Wednesday, September 8, 2010

New post about a local Christian cult is up at Suscitatio Incendia.

And, because my former roommate got hitched and moved to Oklahoma to go to grad school and become... God knows... an astrophysicist or something, here's a cartoon that came across my radar today.

Tuesday, September 7, 2010

Liberal Arts Student Blinded By Science

As a frequent debaucher without regard for mortality, a respect for the artist's infinite infectiousness, an unconquerable affinity for the insubstantial wishy-washy nature of the humanities, I've always considered myself--and other students and professors would agree--fairly intelligent. A senior in college, I'd blown my English and Psychology classes out of the water; state the facts and your golden, exercise your rhetoric a little bit and you're the star of the show (i.e., ENGL 4463 or PSYC 2517 or the like).

Last semester, all that changed. Sacrificing my soul for a science-based degree, I signed up for the most sciencie classes I could push myself into (Evolution Psychology and Evolution-BIOL), I was determined to become a neuro-scientist. Two weeks in, I'm downing books on genetics, The Origin of Species, documentaries on the nature of, well, nature. I love it and I hate it. In the arts, you deny there is a god and then debate the relative nature of deism, constructed reality, and theology. In biology or chemistry or physics, you get to the bit about divinity, shrug your shoulders, and keep studying Mandelbrot sets

EG
(from WikiEducator: 
http://wikieducator.org/images/9/90/Mandelbrot.jpeg)

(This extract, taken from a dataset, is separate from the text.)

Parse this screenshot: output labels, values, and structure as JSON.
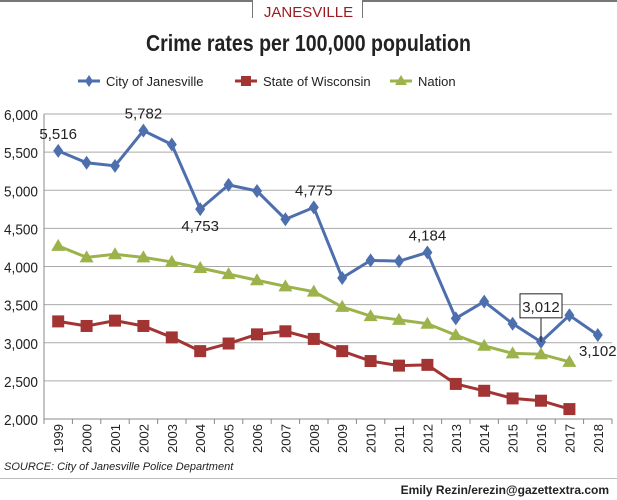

There's certainly a compelling reality that seems completely disconnected from what I've studied up to this point. I've always considered myself this great mind exploring the avenues of academia, but aside from the occasional documentary or nonfiction article, I realize how little I know about the scientific community. It's challenging to make the mental leap from Faulkner to Watson and Crick, but I feel it's also important to break free of that system of self-aggrandizement, the safe lull of the MLA format and dive into the Council of Biology Editors style.